I'm curious how to do this with pure regex but also with the gsubfn package as I thought this would be an easy job for it but in MWE example below I crashed and burned as an extra letter was placed in there (I'm curious why this is happening).
x <- c(
'Welcome to A I: the best W O R L D!',
'Hi I R is the B O M B for sure: we A G R E E indeed.'
)
## first to show I have the right regex pattern
gsub('(([A-Z]\\s+){2,}[A-Z])', '<FOO>', x)
## [1] "Welcome to A I: the best <FOO>!"
## [2] "Hi I R is the <FOO> for sure: we <FOO> indeed."
library(gsubfn)
spacrm1 <- function(string) {gsub('\\s+', '', string)}
gsubfn('(([A-Z]\\s+){2,}[A-Z])', spacrm1, x)
## Error in (function (string) : unused argument ("L ")
## "Would love to understand why this error is happening"
spacrm2 <- function(...) {gsub('\\s+', '', paste(..., collapse = ''))}
gsubfn('(([A-Z]\\s+){2,}[A-Z])', spacrm2, x)
## [1] "Welcome to A I: the best WORLDL!"
## [2] "Hi I R is the BOMBM for sure: we AGREEE indeed."
## "Would love to understand why the extra letter is happening"
[1] "Welcome to A I: the best WORLD!"
[2] "Hi I R is the BOMB for sure: we AGREE indeed."
As I pointed out in the comments the problem in the first gsubfn call in the question arises from there being two capture groups in the regex yet only one argument to the function.
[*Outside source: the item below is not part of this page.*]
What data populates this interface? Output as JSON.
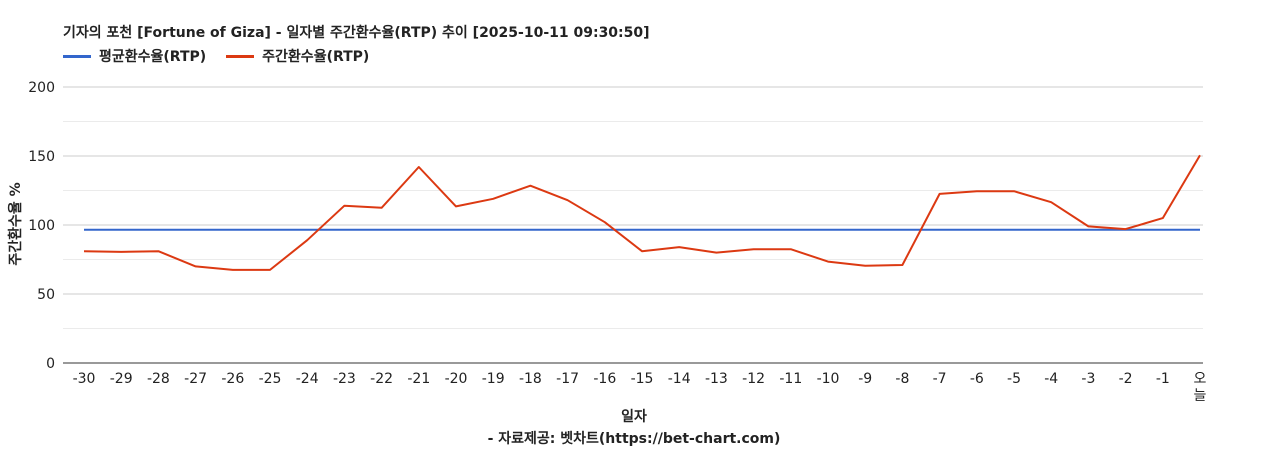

These need to match -- two capture groups implies a need for two arguments. We can see what gsubfn is passing by running this and viewing the print statement's output:
junk <- gsubfn('(([A-Z]\\s+){2,}[A-Z])', ~ print(list(...)), x)
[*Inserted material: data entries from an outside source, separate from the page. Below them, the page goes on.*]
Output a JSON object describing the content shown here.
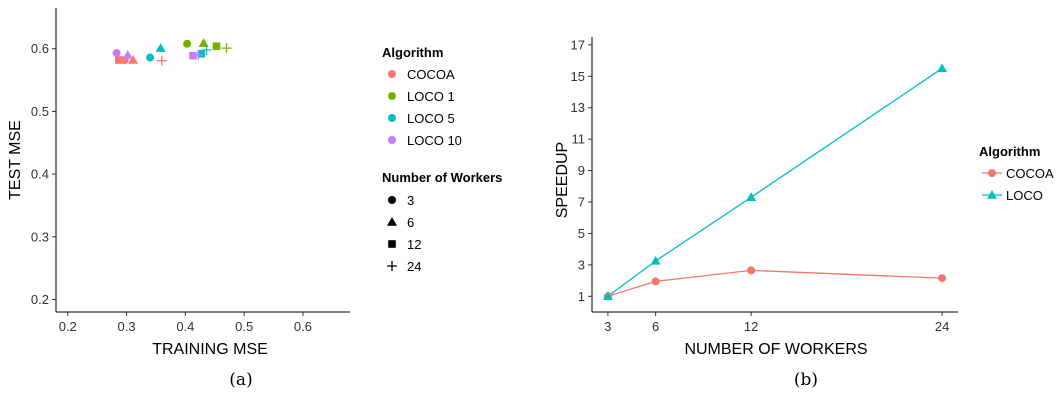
{
  "chart_data": [
    {
      "type": "scatter",
      "caption": "(a)",
      "xlabel": "TRAINING MSE",
      "ylabel": "TEST MSE",
      "xlim": [
        0.18,
        0.68
      ],
      "ylim": [
        0.18,
        0.665
      ],
      "xticks": [
        0.2,
        0.3,
        0.4,
        0.5,
        0.6
      ],
      "yticks": [
        0.2,
        0.3,
        0.4,
        0.5,
        0.6
      ],
      "grid": false,
      "legend_placement": "right",
      "legend_color_title": "Algorithm",
      "legend_shape_title": "Number of Workers",
      "algorithms": [
        {
          "name": "COCOA",
          "color": "#F8766D"
        },
        {
          "name": "LOCO 1",
          "color": "#7CAE00"
        },
        {
          "name": "LOCO 5",
          "color": "#00BFC4"
        },
        {
          "name": "LOCO 10",
          "color": "#C77CFF"
        }
      ],
      "workers": [
        {
          "name": "3",
          "shape": "circle"
        },
        {
          "name": "6",
          "shape": "triangle"
        },
        {
          "name": "12",
          "shape": "square"
        },
        {
          "name": "24",
          "shape": "plus"
        }
      ],
      "points": [
        {
          "algorithm": "COCOA",
          "workers": "3",
          "x": 0.297,
          "y": 0.582
        },
        {
          "algorithm": "COCOA",
          "workers": "6",
          "x": 0.311,
          "y": 0.582
        },
        {
          "algorithm": "COCOA",
          "workers": "12",
          "x": 0.287,
          "y": 0.582
        },
        {
          "algorithm": "COCOA",
          "workers": "24",
          "x": 0.36,
          "y": 0.581
        },
        {
          "algorithm": "LOCO 1",
          "workers": "3",
          "x": 0.403,
          "y": 0.608
        },
        {
          "algorithm": "LOCO 1",
          "workers": "6",
          "x": 0.431,
          "y": 0.609
        },
        {
          "algorithm": "LOCO 1",
          "workers": "12",
          "x": 0.453,
          "y": 0.604
        },
        {
          "algorithm": "LOCO 1",
          "workers": "24",
          "x": 0.47,
          "y": 0.601
        },
        {
          "algorithm": "LOCO 5",
          "workers": "3",
          "x": 0.34,
          "y": 0.586
        },
        {
          "algorithm": "LOCO 5",
          "workers": "6",
          "x": 0.358,
          "y": 0.601
        },
        {
          "algorithm": "LOCO 5",
          "workers": "12",
          "x": 0.427,
          "y": 0.592
        },
        {
          "algorithm": "LOCO 5",
          "workers": "24",
          "x": 0.436,
          "y": 0.598
        },
        {
          "algorithm": "LOCO 10",
          "workers": "3",
          "x": 0.283,
          "y": 0.593
        },
        {
          "algorithm": "LOCO 10",
          "workers": "6",
          "x": 0.302,
          "y": 0.59
        },
        {
          "algorithm": "LOCO 10",
          "workers": "12",
          "x": 0.413,
          "y": 0.589
        },
        {
          "algorithm": "LOCO 10",
          "workers": "24",
          "x": 0.422,
          "y": 0.59
        }
      ]
    },
    {
      "type": "line",
      "caption": "(b)",
      "xlabel": "NUMBER OF WORKERS",
      "ylabel": "SPEEDUP",
      "x": [
        3,
        6,
        12,
        24
      ],
      "xlim": [
        2,
        25
      ],
      "ylim": [
        0,
        17.5
      ],
      "yticks": [
        1,
        3,
        5,
        7,
        9,
        11,
        13,
        15,
        17
      ],
      "grid": false,
      "legend_placement": "right",
      "legend_title": "Algorithm",
      "series": [
        {
          "name": "COCOA",
          "color": "#F8766D",
          "shape": "circle",
          "values": [
            1,
            1.95,
            2.65,
            2.15
          ]
        },
        {
          "name": "LOCO",
          "color": "#00BFC4",
          "shape": "triangle",
          "values": [
            1,
            3.25,
            7.3,
            15.5
          ]
        }
      ]
    }
  ]
}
We can address this in any of the following ways:
1) This uses the regex from the question but uses a function that accepts multiple arguments. Only the first argument is actually used in the function.
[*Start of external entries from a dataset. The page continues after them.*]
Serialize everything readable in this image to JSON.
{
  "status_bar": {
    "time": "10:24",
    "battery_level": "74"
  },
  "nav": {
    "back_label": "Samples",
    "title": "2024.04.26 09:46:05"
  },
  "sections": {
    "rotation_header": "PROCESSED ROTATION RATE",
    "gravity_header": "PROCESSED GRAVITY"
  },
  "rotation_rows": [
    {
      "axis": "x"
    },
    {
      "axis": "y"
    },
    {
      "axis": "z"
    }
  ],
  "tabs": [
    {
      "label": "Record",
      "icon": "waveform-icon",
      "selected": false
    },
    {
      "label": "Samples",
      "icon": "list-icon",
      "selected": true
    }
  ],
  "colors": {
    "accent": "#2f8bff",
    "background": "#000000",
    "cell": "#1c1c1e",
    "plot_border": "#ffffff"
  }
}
gsubfn('(([A-Z]\\s+){2,}[A-Z])', ~ gsub("\\s+", "", ..1), x)
## [1] "Welcome to A I: the best WORLD!"
## [2] "Hi I R is the BOMB for sure: we AGREE indeed."
Note that it interprets the formula as the function:
function (...) gsub("\\s+", "", ..1)
We can view the function generated from the formula like this:
fn$identity( ~ gsub("\\s+", "", ..1) )
## function (...)
## gsub("\\s+", "", ..1)
2) This uses the regex from the question and also the function from the question but adds the backref = -1 argument which tells it to pass only the first capture group to the function -- the minus means do not pass the entire match either.
gsubfn('(([A-Z]\\s+){2,}[A-Z])', spacrm1, x, backref = -1)
(As @Wiktor Stribiżew points out in his answer backref=0 would also work.)
3) Another way to express this using the regex from the question is:
gsubfn('(([A-Z]\\s+){2,}[A-Z])', x + y ~ gsub("\\s+", "", x), x)
Note that it interprets the formula as this function:
function(x, y) gsub("\\s+", "", x)